Canadian railway company CN has unveiled a C$3.2bn ($2.58bn) capital programme for 2018 in order to focus on important capacity projects, as well as continue the funding of key infrastructure maintenance projects to improve safety across its network.

The total investment is noted to be nearly C$500m ($403m) higher than last year’s figure.

CN president and CEO Luc Jobin said: “CN is investing more than ever before in the safety, efficiency and resiliency of our network.

“These record investments, a substantial portion of which will go to new capacity and growth projects, will improve our network fluidity, allowing us to deliver superior service to meet our customers’ growing freight volumes.”

"These record investments, a substantial portion of which will go to new capacity and growth projects, will improve our network fluidity, allowing us to deliver superior service."

The company will invest nearly C$1.6bn ($1.29bn) into track and railway infrastructure maintenance to increase operational safety.

The scope of work includes the replacement of 2.1 million rail ties and 600 miles of track, as well as building, bridge and general track maintenance works.

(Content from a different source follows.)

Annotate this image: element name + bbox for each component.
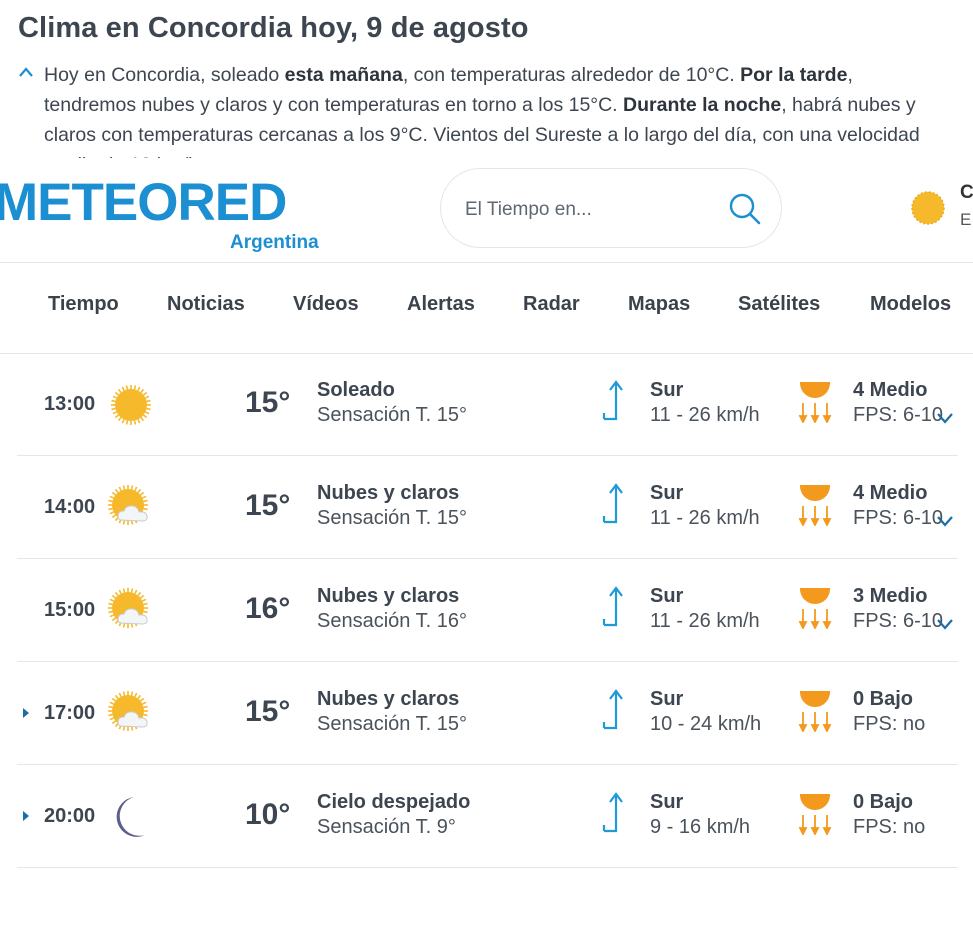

CN is expected to spend almost C$400m ($322.4m) on the acquisition of equipment, including new high-horsepower locomotives.

An additional C$800m ($645m) will also be invested in various initiatives to improve capacity and enable growth, including investments in yards and intermodal terminals.

The funding will also be used to procure new information technology to enhance safety performance, as well as customer service and other programmes.

In addition, the capacity and equipment investments also cover the delivery of the first 60 new GE locomotives as part of a three-year order for a total of 200 new units.

The investment package also includes double tracking and siding extensions along the West Coast to Chicago corridors.

Furthermore, the company intends to invest around C$400m ($322.4m) to implement Positive Train Control (PTC) systems across 3,500mi of its US network.